En el mercado de Sadovo los rusos se apuran a comprar material militar

RFI

Por Anissa El Jabri, enviada especial permanente de RFI en Rusia, pudo constatar en Sadovo, una localidad cercana a Moscú, que lo que más se vende en el mercado es material de equipamiento militar para los movilizados que van a partir a Ucrania y para los que ya se encuentran allá. 

or Anissa El Jabri, enviada especial permanente de RFI en Rusia

Desde Astana, el presidente Vladimir Putin anunció el viernes que la movilización parcial en Rusia termina dentro de quince días, a finales de octubre.
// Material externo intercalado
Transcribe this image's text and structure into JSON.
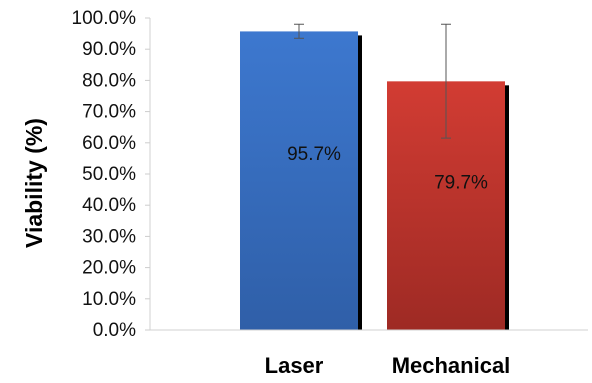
{
  "chart_data": {
    "type": "bar",
    "categories": [
      "Laser",
      "Mechanical"
    ],
    "values": [
      95.7,
      79.7
    ],
    "data_labels": [
      "95.7%",
      "79.7%"
    ],
    "error_bars": [
      {
        "low": 93.5,
        "high": 98.0
      },
      {
        "low": 61.5,
        "high": 98.0
      }
    ],
    "colors": [
      "#3a6fc1",
      "#c8382e"
    ],
    "ylabel": "Viability (%)",
    "xlabel": "",
    "title": "",
    "ylim": [
      0,
      100
    ],
    "yticks": [
      0,
      10,
      20,
      30,
      40,
      50,
      60,
      70,
      80,
      90,
      100
    ],
    "ytick_labels": [
      "0.0%",
      "10.0%",
      "20.0%",
      "30.0%",
      "40.0%",
      "50.0%",
      "60.0%",
      "70.0%",
      "80.0%",
      "90.0%",
      "100.0%"
    ],
    "grid": false,
    "legend": "none"
  }
}
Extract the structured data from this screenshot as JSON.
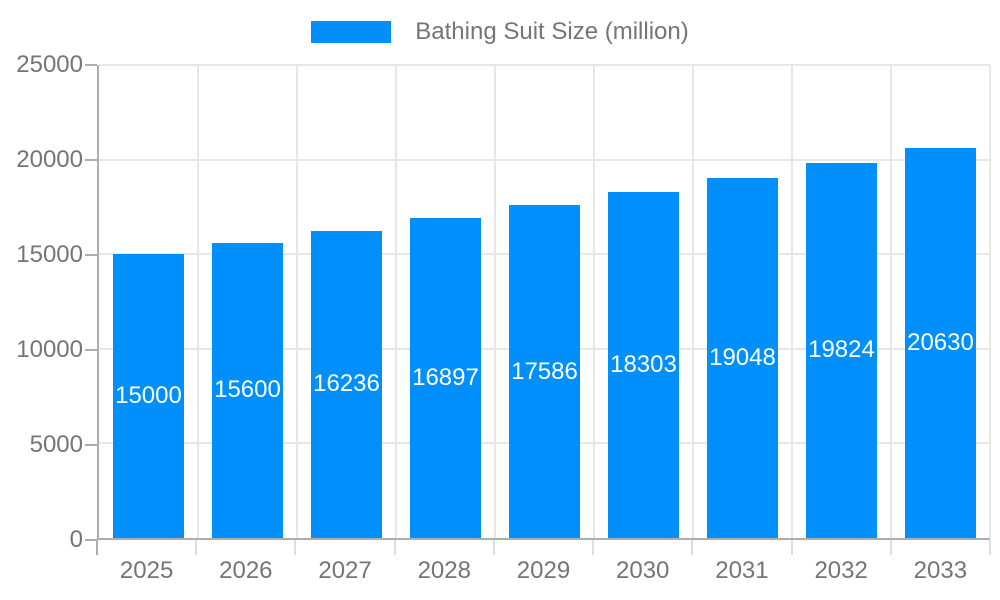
{
  "chart_data": {
    "type": "bar",
    "title": "Bathing Suit Size (million)",
    "xlabel": "",
    "ylabel": "",
    "categories": [
      "2025",
      "2026",
      "2027",
      "2028",
      "2029",
      "2030",
      "2031",
      "2032",
      "2033"
    ],
    "series": [
      {
        "name": "Bathing Suit Size (million)",
        "values": [
          15000,
          15600,
          16236,
          16897,
          17586,
          18303,
          19048,
          19824,
          20630
        ]
      }
    ],
    "ylim": [
      0,
      25000
    ],
    "yticks": [
      0,
      5000,
      10000,
      15000,
      20000,
      25000
    ],
    "grid": true,
    "legend_position": "top-center",
    "value_labels": "inside-middle",
    "colors": {
      "bar": "#008ffb",
      "value_label": "#ffffff",
      "axis_text": "#757575",
      "grid_line": "#e7e7e7",
      "axis_line": "#adadad"
    }
  }
}
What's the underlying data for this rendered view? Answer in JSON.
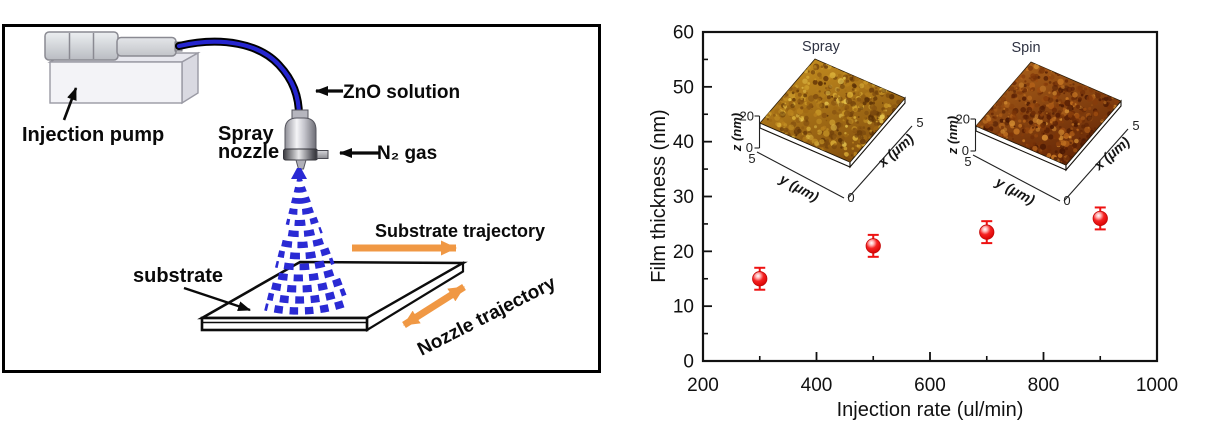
{
  "figure": {
    "background": "#ffffff",
    "panel_border_color": "#000000"
  },
  "left_diagram": {
    "labels": {
      "injection_pump": "Injection pump",
      "spray_line1": "Spray",
      "spray_line2": "nozzle",
      "zno_solution": "ZnO solution",
      "n2_gas": "N₂ gas",
      "substrate": "substrate",
      "substrate_trajectory": "Substrate trajectory",
      "nozzle_trajectory": "Nozzle trajectory"
    },
    "colors": {
      "tube": "#2525cf",
      "spray": "#2a2ad4",
      "trajectory_arrow": "#f09844"
    }
  },
  "chart_data": {
    "type": "scatter",
    "xlabel": "Injection rate (ul/min)",
    "ylabel": "Film thickness (nm)",
    "xlim": [
      200,
      1000
    ],
    "ylim": [
      0,
      60
    ],
    "x": [
      300,
      500,
      700,
      900
    ],
    "y": [
      15,
      21,
      23.5,
      26
    ],
    "y_error": [
      2,
      2,
      2,
      2
    ],
    "x_tick_labels": [
      200,
      400,
      600,
      800,
      1000
    ],
    "x_minor_ticks": [
      300,
      500,
      700,
      900
    ],
    "y_tick_labels": [
      0,
      10,
      20,
      30,
      40,
      50,
      60
    ],
    "y_minor_ticks": [
      5,
      15,
      25,
      35,
      45,
      55
    ],
    "marker_color": "#ee1111",
    "marker_style": "sphere",
    "grid": false,
    "legend": null
  },
  "insets": [
    {
      "title": "Spray",
      "z_axis_label": "z (nm)",
      "z_tick_max": "20",
      "z_tick_min": "0",
      "y_axis_label": "y (μm)",
      "y_tick_start": "5",
      "y_tick_end": "0",
      "x_axis_label": "x (μm)",
      "x_tick_end": "5",
      "surface_gradient": [
        "#c08a1e",
        "#85500e"
      ],
      "surface_palette": [
        "#6e3e0a",
        "#8a5510",
        "#9f6812",
        "#b67f1c",
        "#c89626",
        "#d9ad36",
        "#e5c44e",
        "#7c4a0e",
        "#5c3206"
      ]
    },
    {
      "title": "Spin",
      "z_axis_label": "z (nm)",
      "z_tick_max": "20",
      "z_tick_min": "0",
      "y_axis_label": "y (μm)",
      "y_tick_start": "5",
      "y_tick_end": "0",
      "x_axis_label": "x (μm)",
      "x_tick_end": "5",
      "surface_gradient": [
        "#a65d18",
        "#632506"
      ],
      "surface_palette": [
        "#591f04",
        "#6f2d07",
        "#863c0b",
        "#9c4c10",
        "#b05f18",
        "#c27322",
        "#d18a30",
        "#4a1803",
        "#7a3408"
      ]
    }
  ]
}
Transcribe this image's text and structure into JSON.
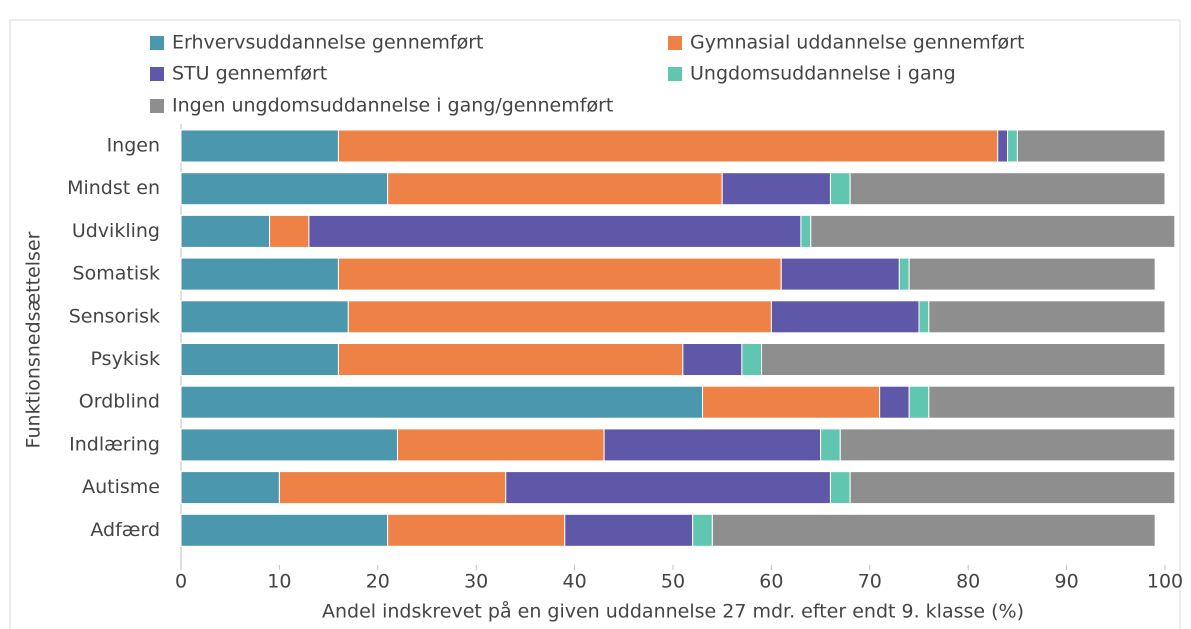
{
  "chart_data": {
    "type": "stacked-bar-horizontal",
    "y_axis_label": "Funktionsnedsættelser",
    "x_axis_label": "Andel indskrevet på en given uddannelse 27 mdr. efter endt 9. klasse (%)",
    "categories": [
      "Ingen",
      "Mindst en",
      "Udvikling",
      "Somatisk",
      "Sensorisk",
      "Psykisk",
      "Ordblind",
      "Indlæring",
      "Autisme",
      "Adfærd"
    ],
    "series": [
      {
        "name": "Erhvervsuddannelse gennemført",
        "color": "#4a97ae",
        "values": [
          16,
          21,
          9,
          16,
          17,
          16,
          53,
          22,
          10,
          21
        ]
      },
      {
        "name": "Gymnasial uddannelse gennemført",
        "color": "#ee8246",
        "values": [
          67,
          34,
          4,
          45,
          43,
          35,
          18,
          21,
          23,
          18
        ]
      },
      {
        "name": "STU gennemført",
        "color": "#5f57a8",
        "values": [
          1,
          11,
          50,
          12,
          15,
          6,
          3,
          22,
          33,
          13
        ]
      },
      {
        "name": "Ungdomsuddannelse i gang",
        "color": "#61c6b0",
        "values": [
          1,
          2,
          1,
          1,
          1,
          2,
          2,
          2,
          2,
          2
        ]
      },
      {
        "name": "Ingen ungdomsuddannelse i gang/gennemført",
        "color": "#8e8e8e",
        "values": [
          15,
          32,
          37,
          25,
          24,
          41,
          25,
          34,
          33,
          45
        ]
      }
    ],
    "xlim": [
      0,
      100
    ],
    "xticks": [
      0,
      10,
      20,
      30,
      40,
      50,
      60,
      70,
      80,
      90,
      100
    ]
  }
}
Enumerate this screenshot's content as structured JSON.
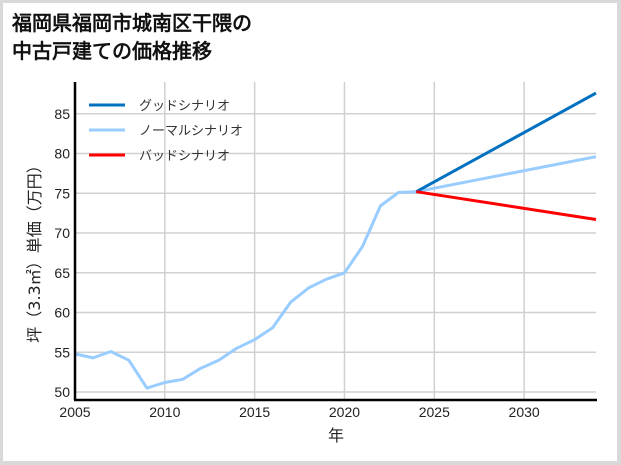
{
  "chart_data": {
    "type": "line",
    "title": "福岡県福岡市城南区干隈の中古戸建ての価格推移",
    "title_lines": [
      "福岡県福岡市城南区干隈の",
      "中古戸建ての価格推移"
    ],
    "xlabel": "年",
    "ylabel": "坪（3.3㎡）単価（万円）",
    "xlim": [
      2005,
      2034
    ],
    "ylim": [
      49,
      89
    ],
    "xticks": [
      2005,
      2010,
      2015,
      2020,
      2025,
      2030
    ],
    "yticks": [
      50,
      55,
      60,
      65,
      70,
      75,
      80,
      85
    ],
    "grid": true,
    "legend_position": "upper left",
    "series": [
      {
        "name": "グッドシナリオ",
        "color": "#0070c0",
        "x": [
          2024,
          2034
        ],
        "values": [
          75.2,
          87.6
        ]
      },
      {
        "name": "ノーマルシナリオ",
        "color": "#99ccff",
        "x": [
          2005,
          2006,
          2007,
          2008,
          2009,
          2010,
          2011,
          2012,
          2013,
          2014,
          2015,
          2016,
          2017,
          2018,
          2019,
          2020,
          2021,
          2022,
          2023,
          2024,
          2034
        ],
        "values": [
          54.8,
          54.3,
          55.1,
          54.0,
          50.5,
          51.2,
          51.6,
          53.0,
          54.0,
          55.5,
          56.6,
          58.1,
          61.3,
          63.1,
          64.2,
          65.0,
          68.3,
          73.4,
          75.1,
          75.2,
          79.6
        ]
      },
      {
        "name": "バッドシナリオ",
        "color": "#ff0000",
        "x": [
          2024,
          2034
        ],
        "values": [
          75.2,
          71.7
        ]
      }
    ]
  }
}
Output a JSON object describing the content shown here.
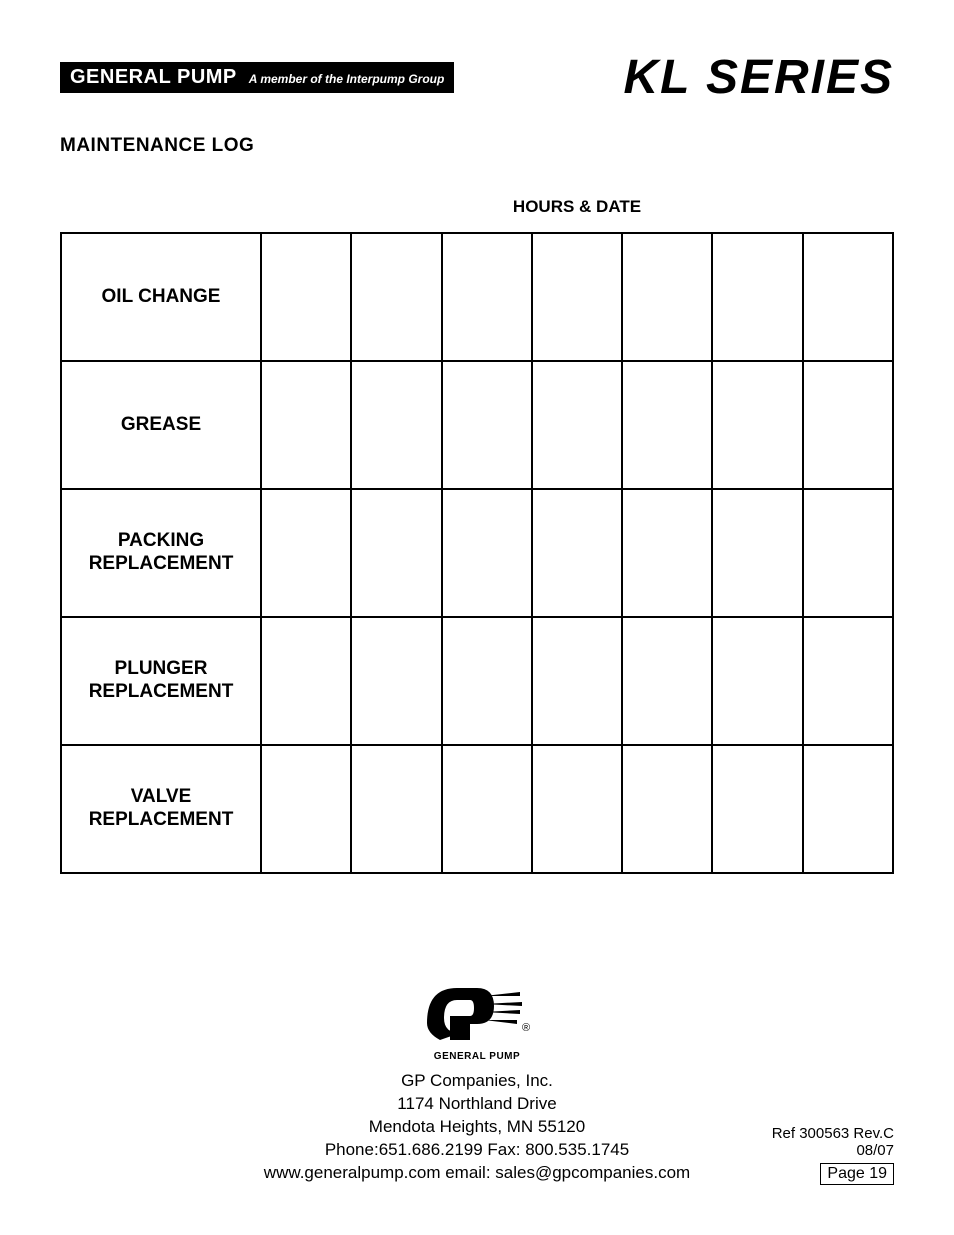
{
  "header": {
    "brand_name": "GENERAL PUMP",
    "brand_tagline": "A member of the Interpump Group",
    "series_title": "KL SERIES"
  },
  "section_title": "MAINTENANCE LOG",
  "table": {
    "header": "HOURS & DATE",
    "rows": [
      {
        "label": "OIL CHANGE"
      },
      {
        "label": "GREASE"
      },
      {
        "label": "PACKING REPLACEMENT"
      },
      {
        "label": "PLUNGER REPLACEMENT"
      },
      {
        "label": "VALVE REPLACEMENT"
      }
    ],
    "data_columns": 7
  },
  "footer": {
    "logo_subtext": "GENERAL PUMP",
    "company_name": "GP Companies, Inc.",
    "address_line1": "1174 Northland Drive",
    "address_line2": "Mendota Heights, MN 55120",
    "phone_fax": "Phone:651.686.2199 Fax: 800.535.1745",
    "web_email": "www.generalpump.com email: sales@gpcompanies.com",
    "ref": "Ref 300563 Rev.C",
    "date": "08/07",
    "page": "Page 19"
  }
}
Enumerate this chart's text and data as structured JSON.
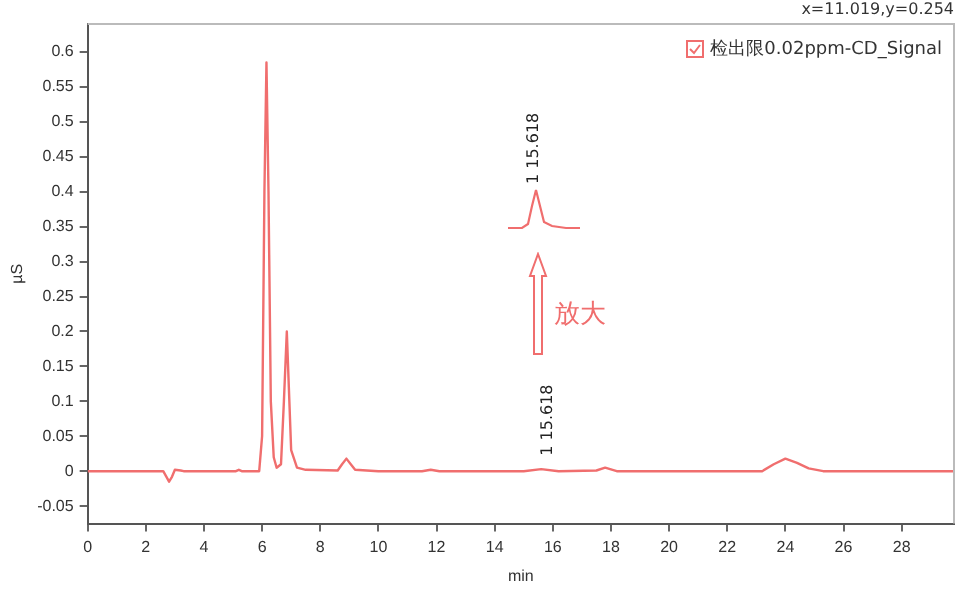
{
  "chart_data": {
    "type": "line",
    "xlabel": "min",
    "ylabel": "µS",
    "legend": "top right",
    "marker": "none",
    "line_style": "solid",
    "grid": false,
    "xlim": [
      0,
      29.8
    ],
    "xticks": [
      0,
      2,
      4,
      6,
      8,
      10,
      12,
      14,
      16,
      18,
      20,
      22,
      24,
      26,
      28
    ],
    "ylim": [
      -0.075,
      0.64
    ],
    "yticks": [
      -0.05,
      0,
      0.05,
      0.1,
      0.15,
      0.2,
      0.25,
      0.3,
      0.35,
      0.4,
      0.45,
      0.5,
      0.55,
      0.6
    ],
    "series": [
      {
        "name": "检出限0.02ppm-CD_Signal",
        "color": "#f06e6e",
        "x": [
          0,
          2.6,
          2.8,
          2.9,
          3.0,
          3.2,
          3.3,
          5.1,
          5.2,
          5.3,
          5.9,
          6.0,
          6.08,
          6.15,
          6.22,
          6.3,
          6.4,
          6.5,
          6.65,
          6.75,
          6.85,
          6.92,
          7.0,
          7.2,
          7.5,
          8.6,
          8.75,
          8.9,
          9.05,
          9.2,
          10,
          11.5,
          11.8,
          12.1,
          15.0,
          15.6,
          16.2,
          17.5,
          17.8,
          18.2,
          23.2,
          23.6,
          24.0,
          24.4,
          24.8,
          25.3,
          29.8
        ],
        "values": [
          0,
          0,
          -0.015,
          -0.008,
          0.002,
          0.001,
          0,
          0,
          0.002,
          0,
          0,
          0.05,
          0.4,
          0.585,
          0.4,
          0.1,
          0.02,
          0.005,
          0.01,
          0.1,
          0.2,
          0.12,
          0.03,
          0.005,
          0.002,
          0.001,
          0.01,
          0.018,
          0.01,
          0.002,
          0,
          0,
          0.002,
          0,
          0,
          0.003,
          0,
          0.001,
          0.005,
          0,
          0,
          0.01,
          0.018,
          0.012,
          0.004,
          0,
          0
        ]
      }
    ],
    "annotations": [
      "x=11.019,y=0.254",
      "1 15.618",
      "放大",
      {
        "text": "1 15.618",
        "x": 15.618,
        "y": 0.005
      }
    ]
  }
}
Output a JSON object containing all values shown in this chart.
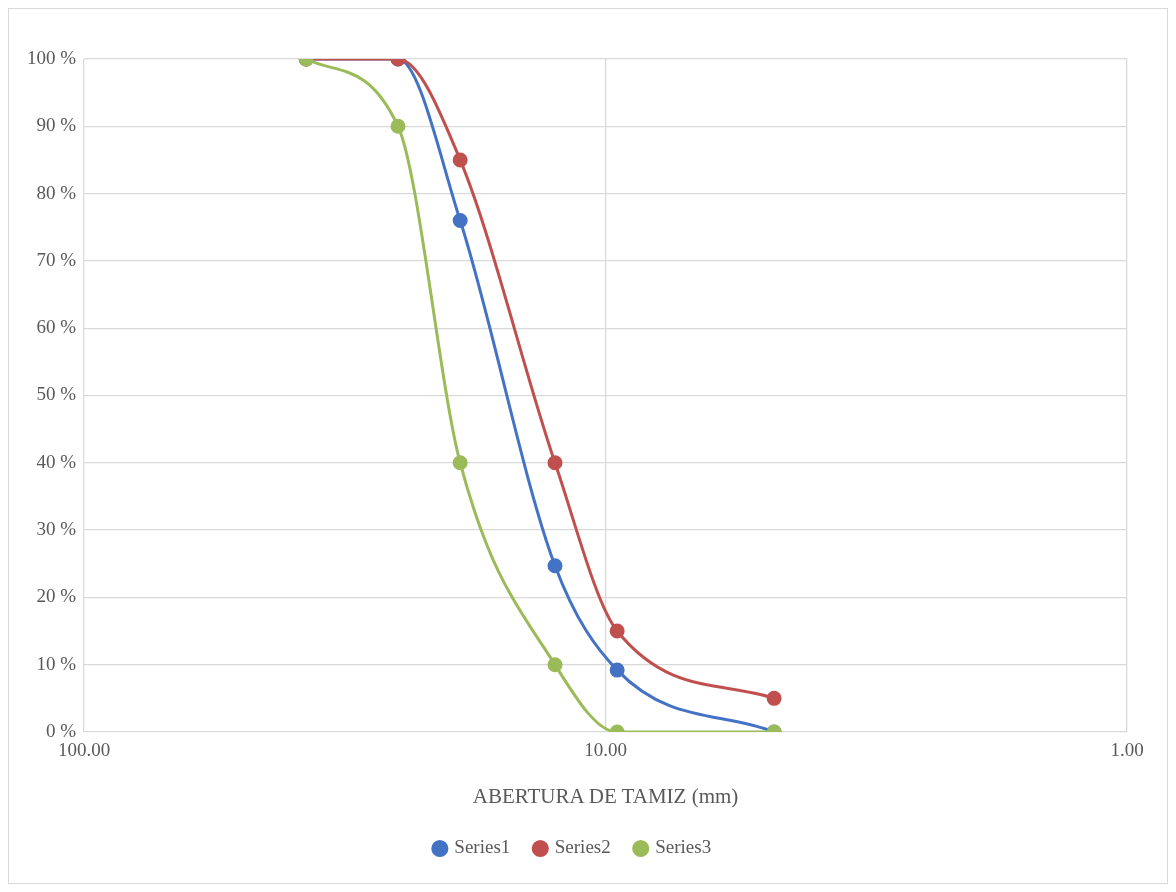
{
  "chart_data": {
    "type": "line",
    "xlabel": "ABERTURA DE TAMIZ (mm)",
    "x": [
      37.5,
      25,
      19,
      12.5,
      9.5,
      4.75
    ],
    "series": [
      {
        "name": "Series1",
        "color": "#4472c4",
        "values": [
          100,
          100,
          76,
          24.7,
          9.2,
          0
        ]
      },
      {
        "name": "Series2",
        "color": "#c0504d",
        "values": [
          100,
          100,
          85,
          40,
          15,
          5
        ]
      },
      {
        "name": "Series3",
        "color": "#9bbb59",
        "values": [
          100,
          90,
          40,
          10,
          0,
          0
        ]
      }
    ],
    "log": "x",
    "xlim": [
      100,
      1
    ],
    "xticks": [
      {
        "value": 100,
        "label": "100.00"
      },
      {
        "value": 10,
        "label": "10.00"
      },
      {
        "value": 1,
        "label": "1.00"
      }
    ],
    "ylim": [
      0,
      100
    ],
    "yticks": [
      {
        "value": 0,
        "label": "0 %"
      },
      {
        "value": 10,
        "label": "10 %"
      },
      {
        "value": 20,
        "label": "20 %"
      },
      {
        "value": 30,
        "label": "30 %"
      },
      {
        "value": 40,
        "label": "40 %"
      },
      {
        "value": 50,
        "label": "50 %"
      },
      {
        "value": 60,
        "label": "60 %"
      },
      {
        "value": 70,
        "label": "70 %"
      },
      {
        "value": 80,
        "label": "80 %"
      },
      {
        "value": 90,
        "label": "90 %"
      },
      {
        "value": 100,
        "label": "100 %"
      }
    ],
    "grid": true,
    "legend": "bottom",
    "marker": "circle",
    "line_style": "solid"
  }
}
Mientras tanto, muchos de los movilizados se han equipado antes de partir, por si acaso…

A estos movilizados, inquietos por la falta de equipamiento militar para combatir, se suman los soldados que ya están en el frente y que también piden que les envíen equipo y material.

En Sadovo, localidad a una hora del centro de Moscú, la parte más concurrida del mercado durante las últimas ha sido justamente la venta de equipamiento militar. Ahí llegan las esposas y las novias a comparar la mercancía y los precios. También hay hombres en pareja o a menudo solos, todos ellos están esperando la orden de movilización para ir a combatir a Ucrania.

“Necesito una mochila, un saco para dormir, calcetines, plantillas”, dice un hombre con su lista de mercado. “Aquí no puedo encontrar gafas especiales. Hay rodilleras, pero no para mi talla. Tenemos que estar preparados, estar preparados para todo. Para lo bueno y lo malo”.

La demanda es tan grande que algunas tiendas anuncian en sus vitrinas los productos que ya se han agotado. El maletín personal con productos farmacéuticos de urgencia es uno de ellos.

“La gente viene a comprar de todo: mochilas, cuchillos de distintos tipos, cucharas, tenedores. Pero lo que más compran son mochilas”.

El propietario de este almacén ya no dispone de ningún producto de equipamiento militar y además tiene muchas dificultades para traer la mercancía en razón de las sanciones a las exportaciones de material militar de todo tipo.

“No es posible traer mercancía de China directamente, pues es confiscada de inmediato. Turquía prohíbe todo el material militar. Las chaquetas negras todavía pueden pasar. En cambio, las verdes (color militar), esas que usted ve allá arriba, ésas ya no es posible traerlas”.

La mercancía tiene que atravesar en ocasiones hasta tres países, lo que multiplica su costo. Muchas veces los productos, en cuanto son expuestos, son vendidos de inmediato. Las avenidas de este gran mercado están llenas de fardos de plástico con destino a Rostov, al sur de Rusia, uno de los caminos que llevan al Donbass y la línea del frente.